“Ada seseorang yang mengaku dirinya sebagai kamu Rhein”, suatu ketika Mr. J menyampaikan situasi di kantor.
“Aku tak heran J”. jawabku
Situasi perusahaanku penuh dengan intrik dan tingkah laku. Orang-orang bertopeng manis menyelinap diantara debu mercy. Satu persatu yang apa adanya terbakar dan terlempar. Tak ada lagi keceriaan seperti sedia kala, tak ada duka yang terobati segera, tak ada payung yang menahan terik sang surya.
“Kamu juga harus melupakan Gie”, kata Mr. J.
“Aku tak bisa”. Jawabku sembari menggelengkan kepala. Aku sangat mencintai Gie. Mana mungkin dapat melupakannya begitu saja.

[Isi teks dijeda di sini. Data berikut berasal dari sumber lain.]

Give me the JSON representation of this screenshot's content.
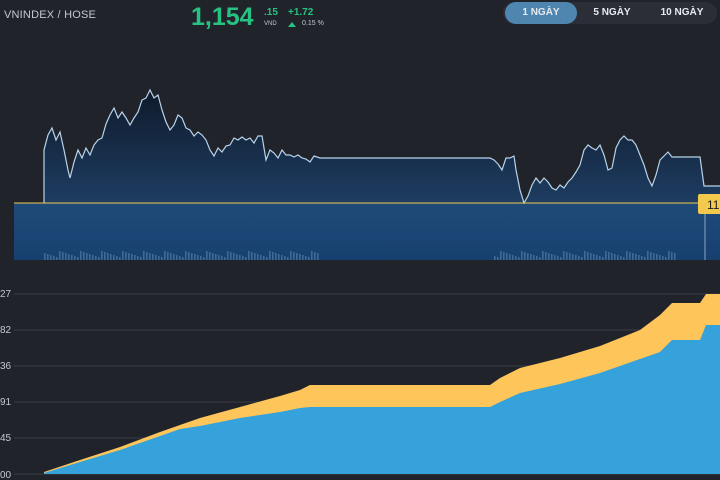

“Baiklah, kuceritakan padamu suatu rahasia yang tidak kamu ketahui, Rhein”, Mr. J menatapku sejenak. Melihat tak ada reaksi dariku, ia melanjutkan ucapannya.
“Mereka punya rencana jahat, karena kamulah satu-satunya yang bisa menghalangi niat mereka menggelapkan keuangan perusahaan, maka menyingkirkan kamu dari perusahaan kita adalah keharusan”. Jelas Mr. J yang kusambut dengan gelengan kepala berkali-kali.
“Tak mungkin….”, lirih suaraku bergumam.
“Aku pernah mendengar pembicaraan mereka berdua”, lanjut Mr. J lagi menegaskan argumennya.
“Gie sangat mencintaiku” aku tak percaya
“Gie tidak hanya mencintaimu, tapi dia juga mencintai Ran”, kata Mr. J yang membuatku terkaget tak alang kepalang.